Als Christl Wolf ihrem Mann Leopold, der in Italien kämpfte, diesen despektierlichen Feldpostbrief sandte, hatten die Zensoren längst aufgegeben, die Korrespondenz zwischen Soldaten und ihren Frauen zu kontrollieren.

Man schrieb den 25. April 1918, im Oktober löste sich Österreich-Ungarn auf. Zwei Jahre früher hätten ihr derart offene Worte über die miese Ernährungssituation in Wien wohl noch ernsthafte Schwierigkeiten mit den Behörden eingetragen. Die Frauen an der "Heimatfront" wurden in Flugblättern angehalten, ihren "Helden im Felde" nur fröhliche Briefe zu schreiben.

Aber je länger der Krieg dauerte, desto mehr wandelten sich viele Frauen, die erst den Krieg befürwortet hatten, zu Pazifistinnen. Sie bedrängten ihre Männer heimzukehren - mit der kaum verhohlenen Botschaft, man müsse die Behörden nur bestechen, dann "gehe schon was". Christl Wolf flehte ihren "Poldi" inständig an, "ihnen alles hinzuwerfen": "Du brauchst dich doch nicht schämen, liebster Poldi, dass du dich, wie du sagst, von ,einem Weib heimflennen lässt'."

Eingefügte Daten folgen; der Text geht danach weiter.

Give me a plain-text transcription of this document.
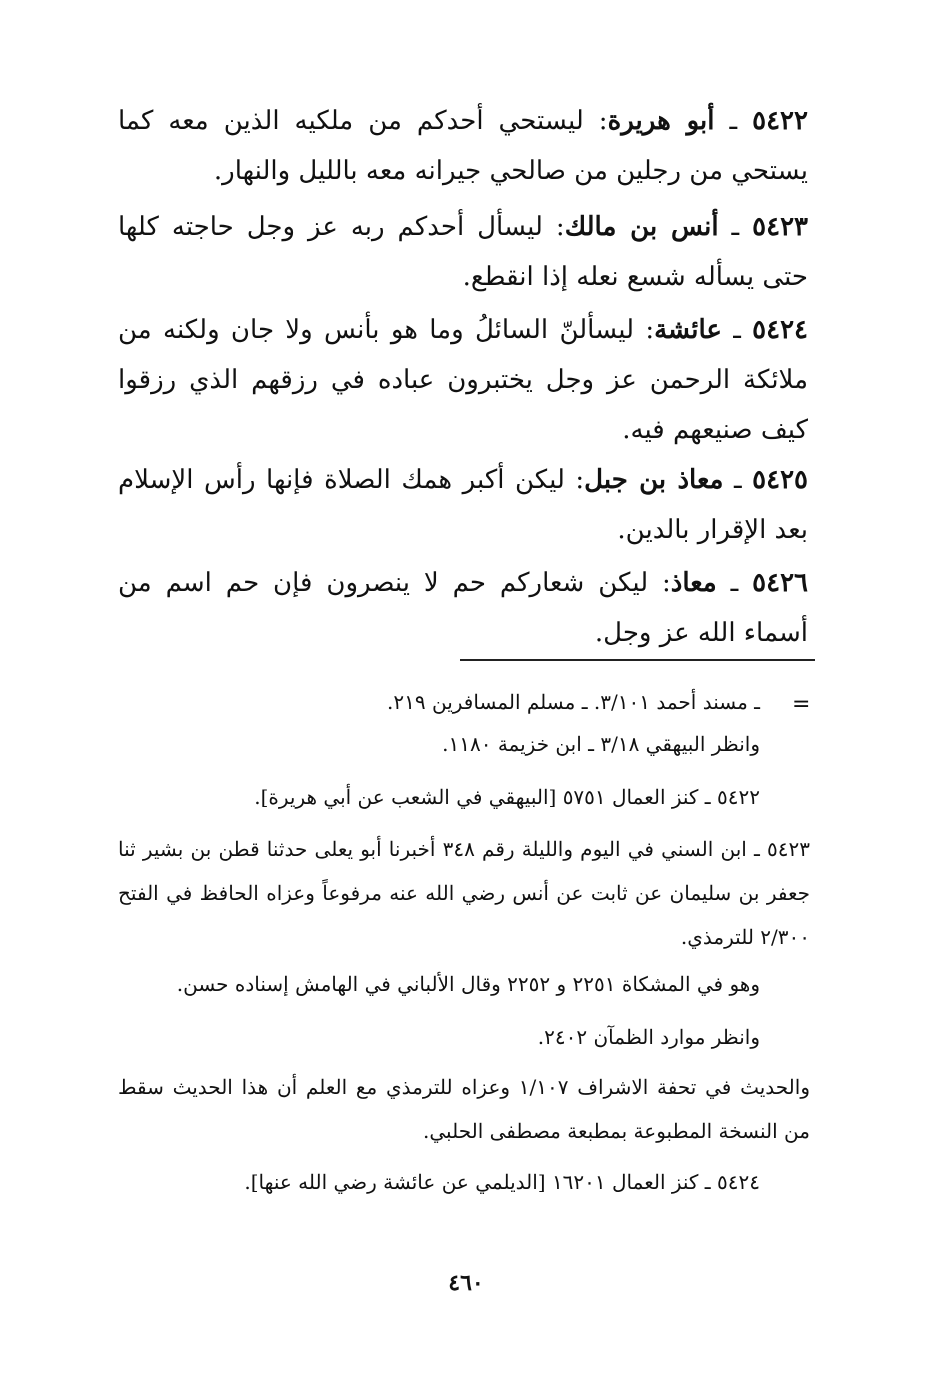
٥٤٢٢ ـ أبو هريرة: ليستحي أحدكم من ملكيه الذين معه كما يستحي من رجلين من صالحي جيرانه معه بالليل والنهار.

٥٤٢٣ ـ أنس بن مالك: ليسأل أحدكم ربه عز وجل حاجته كلها حتى يسأله شسع نعله إذا انقطع.

٥٤٢٤ ـ عائشة: ليسألنّ السائلُ وما هو بأنس ولا جان ولكنه من ملائكة الرحمن عز وجل يختبرون عباده في رزقهم الذي رزقوا كيف صنيعهم فيه.

٥٤٢٥ ـ معاذ بن جبل: ليكن أكبر همك الصلاة فإنها رأس الإسلام بعد الإقرار بالدين.

٥٤٢٦ ـ معاذ: ليكن شعاركم حم لا ينصرون فإن حم اسم من أسماء الله عز وجل.

=

ـ مسند أحمد ٣/١٠١. ـ مسلم المسافرين ٢١٩.

وانظر البيهقي ٣/١٨ ـ ابن خزيمة ١١٨٠.

٥٤٢٢ ـ كنز العمال ٥٧٥١ [البيهقي في الشعب عن أبي هريرة].

٥٤٢٣ ـ ابن السني في اليوم والليلة رقم ٣٤٨ أخبرنا أبو يعلى حدثنا قطن بن بشير ثنا جعفر بن سليمان عن ثابت عن أنس رضي الله عنه مرفوعاً وعزاه الحافظ في الفتح ٢/٣٠٠ للترمذي.

وهو في المشكاة ٢٢٥١ و ٢٢٥٢ وقال الألباني في الهامش إسناده حسن.

وانظر موارد الظمآن ٢٤٠٢.

والحديث في تحفة الاشراف ١/١٠٧ وعزاه للترمذي مع العلم أن هذا الحديث سقط من النسخة المطبوعة بمطبعة مصطفى الحلبي.

٥٤٢٤ ـ كنز العمال ١٦٢٠١ [الديلمي عن عائشة رضي الله عنها].

٤٦٠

Die Historikerin Christa Hämmerle hat die Feldpostbriefe des Ehepaares Wolf analysiert, ebenso die Erinnerungen von Kriegskrankenschwestern und die raren Berichte von Frauen an der "Heimatfront". Sie beschreibt, wie intensiv Frauen am Ersten Weltkrieg beteiligt waren. Im Jänner 2014 erscheint dazu Hämmerles Buch "Heimat/Front - Geschlechtergeschichte(n) des Ersten Weltkriegs in Österreich-Ungarn" (Böhlau). Ihr Fazit: Die Forschung habe die Leistungen und die aktive Beteiligung der Frauen an diesem Krieg gröblich missachtet.

Der große Krieg einte zu Beginn 1914 erstmals alle großen Frauenorganisationen: Die katholischen, (groß)bürgerlichen, ebenso wie die Sozialdemokratinnen oder die "RoHÖ", die "Reichsorganisation der Hausfrauen Österreichs", sprachen sich für die "Verteidigung der Heimat" aus. "Der Krieg kam keineswegs plötzlich", sagt Christa Hämmerle. Im Gegenteil: Die patriotisch-nationalistische Propaganda lief schon lange. Die Einführung der Allgemeinen Wehrpflicht 1868 tat ein Übriges, den "totalen Krieg", die Mobilisierung der gesamten Gesellschaft, voranzutreiben.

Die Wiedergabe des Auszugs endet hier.